Mansão de 100 quartos no interior de SP que pertenceu a cantor sertanejo famoso foi a leilão

A dimensão da propriedade e a grandiosidade da construção em Limeira

Propriedade está localizada em um terreno de 48 mil metros quadrados

Propriedade está localizada em um terreno de 48 mil metros quadrados | Reprodução/YouTube

A mansão construída por José Rico ocupa uma área de cerca de 48 mil metros quadrados em Limeira, no interior de São Paulo, às margens da Rodovia Anhanguera.

O imóvel começou a ser projetado nos anos 1990 e conta com aproximadamente 100 quartos, número compatível com a proposta original de funcionar como um grande complexo residencial.

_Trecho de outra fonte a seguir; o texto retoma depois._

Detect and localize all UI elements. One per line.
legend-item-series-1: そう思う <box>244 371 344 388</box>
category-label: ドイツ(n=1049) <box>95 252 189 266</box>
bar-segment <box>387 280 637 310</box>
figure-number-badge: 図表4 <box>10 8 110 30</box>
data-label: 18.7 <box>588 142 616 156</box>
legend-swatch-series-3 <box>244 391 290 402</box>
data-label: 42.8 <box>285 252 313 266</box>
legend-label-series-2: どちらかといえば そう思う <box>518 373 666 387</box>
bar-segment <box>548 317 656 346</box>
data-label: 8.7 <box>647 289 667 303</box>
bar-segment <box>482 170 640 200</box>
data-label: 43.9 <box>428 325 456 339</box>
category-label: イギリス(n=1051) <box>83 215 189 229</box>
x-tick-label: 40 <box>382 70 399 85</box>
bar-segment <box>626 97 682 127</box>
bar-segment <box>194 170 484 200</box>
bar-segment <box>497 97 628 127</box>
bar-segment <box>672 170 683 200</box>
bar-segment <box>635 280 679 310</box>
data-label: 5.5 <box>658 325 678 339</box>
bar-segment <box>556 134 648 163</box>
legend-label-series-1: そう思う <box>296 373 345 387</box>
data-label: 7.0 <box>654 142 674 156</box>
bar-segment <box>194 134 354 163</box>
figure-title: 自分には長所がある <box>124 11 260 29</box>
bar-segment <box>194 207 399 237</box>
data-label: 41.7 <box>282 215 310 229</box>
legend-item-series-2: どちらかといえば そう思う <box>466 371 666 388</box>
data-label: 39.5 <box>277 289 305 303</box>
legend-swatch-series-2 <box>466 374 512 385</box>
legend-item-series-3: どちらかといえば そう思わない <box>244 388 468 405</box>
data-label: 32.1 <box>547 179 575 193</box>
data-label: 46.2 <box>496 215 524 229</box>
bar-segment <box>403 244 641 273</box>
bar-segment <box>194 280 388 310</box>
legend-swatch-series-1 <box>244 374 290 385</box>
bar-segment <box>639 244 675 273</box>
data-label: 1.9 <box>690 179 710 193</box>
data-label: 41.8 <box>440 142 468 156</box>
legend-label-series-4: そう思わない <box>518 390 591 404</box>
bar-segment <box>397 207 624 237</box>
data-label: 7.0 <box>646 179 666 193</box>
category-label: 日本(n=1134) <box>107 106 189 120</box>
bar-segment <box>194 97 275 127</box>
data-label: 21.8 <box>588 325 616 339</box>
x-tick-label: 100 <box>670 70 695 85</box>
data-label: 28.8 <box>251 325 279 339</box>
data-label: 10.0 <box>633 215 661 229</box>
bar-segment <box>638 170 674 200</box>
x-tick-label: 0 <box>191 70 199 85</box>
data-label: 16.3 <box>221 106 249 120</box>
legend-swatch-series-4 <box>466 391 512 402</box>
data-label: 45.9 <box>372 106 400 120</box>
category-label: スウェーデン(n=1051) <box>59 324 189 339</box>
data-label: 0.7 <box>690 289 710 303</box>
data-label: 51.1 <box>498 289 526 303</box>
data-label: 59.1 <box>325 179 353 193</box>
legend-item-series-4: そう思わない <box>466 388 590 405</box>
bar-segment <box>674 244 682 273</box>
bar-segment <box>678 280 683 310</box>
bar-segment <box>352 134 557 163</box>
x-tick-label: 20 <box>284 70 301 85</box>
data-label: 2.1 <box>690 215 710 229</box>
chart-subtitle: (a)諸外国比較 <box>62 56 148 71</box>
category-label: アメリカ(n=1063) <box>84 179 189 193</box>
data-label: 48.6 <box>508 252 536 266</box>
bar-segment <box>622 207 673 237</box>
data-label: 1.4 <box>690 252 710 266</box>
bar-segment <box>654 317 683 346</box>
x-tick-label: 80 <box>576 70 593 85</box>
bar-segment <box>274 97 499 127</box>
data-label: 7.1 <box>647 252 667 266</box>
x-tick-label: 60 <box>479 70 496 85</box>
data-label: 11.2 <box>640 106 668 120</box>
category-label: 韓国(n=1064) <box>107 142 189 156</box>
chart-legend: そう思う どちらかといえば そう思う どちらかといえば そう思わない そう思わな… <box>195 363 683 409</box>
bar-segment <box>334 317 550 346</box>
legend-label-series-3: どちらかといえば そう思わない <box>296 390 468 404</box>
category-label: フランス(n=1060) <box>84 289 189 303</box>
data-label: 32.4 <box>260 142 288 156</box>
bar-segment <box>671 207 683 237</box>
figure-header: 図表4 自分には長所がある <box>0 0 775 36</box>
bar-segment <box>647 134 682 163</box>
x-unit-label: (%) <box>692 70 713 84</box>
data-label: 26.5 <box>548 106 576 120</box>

Avaliações realizadas em processos judiciais e tentativas de venda ao longo dos últimos anos indicaram valores que chegaram a R$ 15 milhões, variando conforme o estado de conservação e o contexto do mercado imobiliário.

Após a morte do cantor, em 2015, a obra foi interrompida e a propriedade passou a ser alvo de disputas familiares e judiciais relacionadas à partilha de bens.

Em meio a esses impasses, o imóvel já foi colocado em leilão diversas vezes, sem que houvesse compradores interessados, o que contribuiu para o prolongado período de abandono.

Origem da mansão em Limeira

José Rico idealizou a construção inspirado em edificações de estilo europeu. O projeto inclui piscina em formato de viola e uma garagem planejada para comportar grande quantidade de veículos, atendendo à rotina de viagens, eventos e compromissos profissionais.

O cantor acompanhava pessoalmente o andamento da obra, participando de decisões estruturais e estéticas ao longo da construção.

A proposta era criar um espaço funcional e representativo de sua trajetória artística, que pudesse atender tanto à vida familiar quanto às demandas profissionais, reunindo músicos e equipes de apoio em um ambiente planejado para uso contínuo.

Estrutura da propriedade

A construção foi planejada como um complexo de grandes proporções, com áreas residenciais, espaços de convivência, áreas de lazer e dependências de apoio.

Os cerca de 100 quartos tinham a função de acomodar hóspedes ligados às atividades pessoais e profissionais do artista.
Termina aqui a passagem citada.